Intranasal use of mometasone during pregnancy and breastfeeding is possible only if the expected benefit to the mother outweighs the potential risk to the fetus or infant.
Newborns whose mothers received corticosteroids during pregnancy should be monitored for possible symptoms of adrenal insufficiency.
Mometasone (Mometasonum)
The drug interacts with intracellular glucocorticoid receptors, promoting the release of the receptor from connection with immunophilin and heat shock proteins 70 and 90. Penetration of the activated receptor into the nucleus, binding to glucocorticoid-sensitive regulatory elements of DNA - a specific effect on gene expression (activation and suppression). Interaction with other protein transcription factors, including NFκB and AP-1, which regulate the expression of many immune system proteins, resulting in suppression of the expression of genes encoding some cytokines, collagenase and stromelysins.
The anti-inflammatory effect of mometasone is due to several factors.
1. The drug induces the synthesis of lipocortin, which inhibits the activity of phospholipase A2. Inhibition of phospholipase A2-mediated hydrolysis of membrane phospholipids in damaged tissues prevents the formation of arachidonic acid. Impaired formation of arachidonic acid actually means inhibition of prostaglandin synthesis, since arachidonic acid is a substrate for further metabolism through the cyclooxygenase pathway, as well as through the lipoxygenase pathway with a corresponding inhibition of leukotriene synthesis.
2. The anti-inflammatory effect of glucocorticoids is potentiated by their ability to inhibit the expression of COX-2 genes, which also leads to a decrease in the synthesis of prostaglandins at the site of inflammation, including pro-inflammatory prostaglandins E2 and I2.
3. Mometasone inhibits the expression of intercellular adhesion molecules in the endothelium of blood vessels, disrupting the penetration of neutrophils and monocytes into the site of inflammation. After the administration of glucocorticoids, an increase in the concentration of neutrophils in the blood is noted (due to their receipt from the bone marrow and due to the restriction of migration from the blood vessels). This causes a decrease in the number of neutrophils at the site of inflammation.
Mometasone inhibits the transcription of genes for cytokines that stimulate the inflammatory and immune response (IL-1, IL-2, IL-6, IL-8), as well as tumor necrosis factor (and some others). Also noted is a decrease in the transcription rate and increased degradation of receptor genes for IL-1 and IL-2, inhibition of transcription of metalloproteinase genes (collagenase, elastase and others) involved in increasing the permeability of the vascular wall, in the processes of scarring and destruction of cartilage tissue in joint diseases.

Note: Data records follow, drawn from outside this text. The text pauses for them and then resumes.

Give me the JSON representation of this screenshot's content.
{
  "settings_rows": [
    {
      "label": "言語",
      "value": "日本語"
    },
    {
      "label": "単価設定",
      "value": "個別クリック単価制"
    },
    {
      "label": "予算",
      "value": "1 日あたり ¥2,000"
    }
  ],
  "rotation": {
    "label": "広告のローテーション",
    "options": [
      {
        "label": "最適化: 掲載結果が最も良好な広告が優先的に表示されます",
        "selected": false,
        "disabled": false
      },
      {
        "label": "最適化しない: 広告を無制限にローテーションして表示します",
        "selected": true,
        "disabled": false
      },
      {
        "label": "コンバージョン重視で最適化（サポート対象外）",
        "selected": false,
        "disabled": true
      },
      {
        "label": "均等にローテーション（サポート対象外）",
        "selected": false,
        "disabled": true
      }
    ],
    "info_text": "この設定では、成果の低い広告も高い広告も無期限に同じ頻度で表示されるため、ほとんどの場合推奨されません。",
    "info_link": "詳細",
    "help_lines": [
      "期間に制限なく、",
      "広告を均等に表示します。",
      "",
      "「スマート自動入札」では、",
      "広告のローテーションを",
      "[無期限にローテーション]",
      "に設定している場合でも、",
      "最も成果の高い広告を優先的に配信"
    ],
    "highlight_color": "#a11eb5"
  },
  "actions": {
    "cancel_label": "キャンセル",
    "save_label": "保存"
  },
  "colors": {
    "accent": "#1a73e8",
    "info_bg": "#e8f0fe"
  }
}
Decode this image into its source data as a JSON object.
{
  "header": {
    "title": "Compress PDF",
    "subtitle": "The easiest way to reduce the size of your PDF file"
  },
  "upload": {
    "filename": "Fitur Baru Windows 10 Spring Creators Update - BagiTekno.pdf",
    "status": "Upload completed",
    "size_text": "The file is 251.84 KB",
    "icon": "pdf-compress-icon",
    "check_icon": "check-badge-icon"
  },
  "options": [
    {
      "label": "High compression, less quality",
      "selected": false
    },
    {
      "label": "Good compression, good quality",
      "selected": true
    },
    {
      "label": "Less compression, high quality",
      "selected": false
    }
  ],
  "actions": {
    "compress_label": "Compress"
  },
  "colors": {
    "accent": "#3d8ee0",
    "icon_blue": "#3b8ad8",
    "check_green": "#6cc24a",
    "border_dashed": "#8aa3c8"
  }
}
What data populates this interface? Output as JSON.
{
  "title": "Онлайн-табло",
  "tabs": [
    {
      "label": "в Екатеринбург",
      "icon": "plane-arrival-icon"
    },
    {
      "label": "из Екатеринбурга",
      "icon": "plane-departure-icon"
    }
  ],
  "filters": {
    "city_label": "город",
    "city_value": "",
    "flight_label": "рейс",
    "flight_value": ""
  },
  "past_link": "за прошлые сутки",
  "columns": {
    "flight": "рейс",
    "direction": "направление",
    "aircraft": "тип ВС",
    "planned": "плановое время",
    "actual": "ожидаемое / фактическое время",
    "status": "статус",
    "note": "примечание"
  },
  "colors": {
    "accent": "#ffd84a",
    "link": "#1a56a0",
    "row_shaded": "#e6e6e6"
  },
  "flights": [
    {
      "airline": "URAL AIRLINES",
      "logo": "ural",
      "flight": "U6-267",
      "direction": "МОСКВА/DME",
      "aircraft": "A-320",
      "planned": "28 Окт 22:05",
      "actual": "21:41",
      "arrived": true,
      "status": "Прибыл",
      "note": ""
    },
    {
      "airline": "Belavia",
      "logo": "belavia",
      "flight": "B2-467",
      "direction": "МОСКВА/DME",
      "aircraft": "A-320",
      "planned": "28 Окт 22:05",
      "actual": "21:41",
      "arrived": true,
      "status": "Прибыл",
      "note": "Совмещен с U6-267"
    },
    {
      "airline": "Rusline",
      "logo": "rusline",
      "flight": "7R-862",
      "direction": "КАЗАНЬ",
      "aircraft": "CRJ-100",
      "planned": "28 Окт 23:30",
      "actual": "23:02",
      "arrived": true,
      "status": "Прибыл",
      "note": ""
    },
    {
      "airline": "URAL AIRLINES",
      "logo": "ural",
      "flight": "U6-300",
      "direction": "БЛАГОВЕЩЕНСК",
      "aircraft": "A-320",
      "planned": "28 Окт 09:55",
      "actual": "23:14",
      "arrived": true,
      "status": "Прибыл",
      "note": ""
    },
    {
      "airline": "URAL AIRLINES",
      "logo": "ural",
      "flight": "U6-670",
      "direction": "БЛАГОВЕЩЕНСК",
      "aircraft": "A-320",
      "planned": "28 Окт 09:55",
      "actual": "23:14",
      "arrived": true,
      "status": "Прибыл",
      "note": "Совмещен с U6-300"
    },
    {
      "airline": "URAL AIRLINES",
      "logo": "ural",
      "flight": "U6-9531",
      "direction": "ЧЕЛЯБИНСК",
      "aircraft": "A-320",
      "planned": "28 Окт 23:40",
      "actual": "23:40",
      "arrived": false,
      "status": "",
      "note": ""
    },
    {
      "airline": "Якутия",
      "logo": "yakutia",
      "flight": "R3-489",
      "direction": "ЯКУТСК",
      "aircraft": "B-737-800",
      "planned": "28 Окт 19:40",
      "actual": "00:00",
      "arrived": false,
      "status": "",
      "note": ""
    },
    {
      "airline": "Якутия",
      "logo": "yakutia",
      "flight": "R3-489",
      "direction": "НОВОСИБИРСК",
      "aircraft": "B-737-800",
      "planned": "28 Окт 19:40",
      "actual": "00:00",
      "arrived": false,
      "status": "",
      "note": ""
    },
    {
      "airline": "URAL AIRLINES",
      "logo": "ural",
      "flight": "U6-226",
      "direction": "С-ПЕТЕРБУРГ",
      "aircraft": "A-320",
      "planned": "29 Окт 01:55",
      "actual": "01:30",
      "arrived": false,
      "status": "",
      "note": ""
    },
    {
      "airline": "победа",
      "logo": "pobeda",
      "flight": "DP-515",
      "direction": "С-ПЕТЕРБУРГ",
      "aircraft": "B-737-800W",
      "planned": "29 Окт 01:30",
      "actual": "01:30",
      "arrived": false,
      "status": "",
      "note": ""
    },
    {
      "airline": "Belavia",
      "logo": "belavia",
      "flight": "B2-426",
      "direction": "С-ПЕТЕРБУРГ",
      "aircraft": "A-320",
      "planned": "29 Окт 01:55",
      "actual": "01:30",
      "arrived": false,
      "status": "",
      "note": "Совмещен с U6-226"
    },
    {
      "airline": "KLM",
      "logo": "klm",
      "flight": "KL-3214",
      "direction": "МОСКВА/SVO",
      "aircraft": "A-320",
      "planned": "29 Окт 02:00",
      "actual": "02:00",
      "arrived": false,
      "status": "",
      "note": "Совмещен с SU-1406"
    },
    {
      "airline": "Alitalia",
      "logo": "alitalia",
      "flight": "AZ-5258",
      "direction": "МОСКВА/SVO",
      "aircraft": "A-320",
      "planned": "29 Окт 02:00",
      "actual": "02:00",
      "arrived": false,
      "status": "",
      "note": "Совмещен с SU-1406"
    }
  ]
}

The immunosuppressive effect is due to inhibition of transcription of DNA encoding the major histocompatibility complex, proinflammatory cytokines and inhibition of T-lymphocyte proliferation. Leads to a decrease in the number of T-lymphocytes and their influence on B-lymphocytes, inhibits the production of immunoglobulins. Reduces the formation and increases the breakdown of components of the complement system.
The antiallergic effect is associated with inhibition of the synthesis of allergy mediators, degranulation of mast cells and the release of allergy mediators, and therefore it is effective for immediate allergic reactions.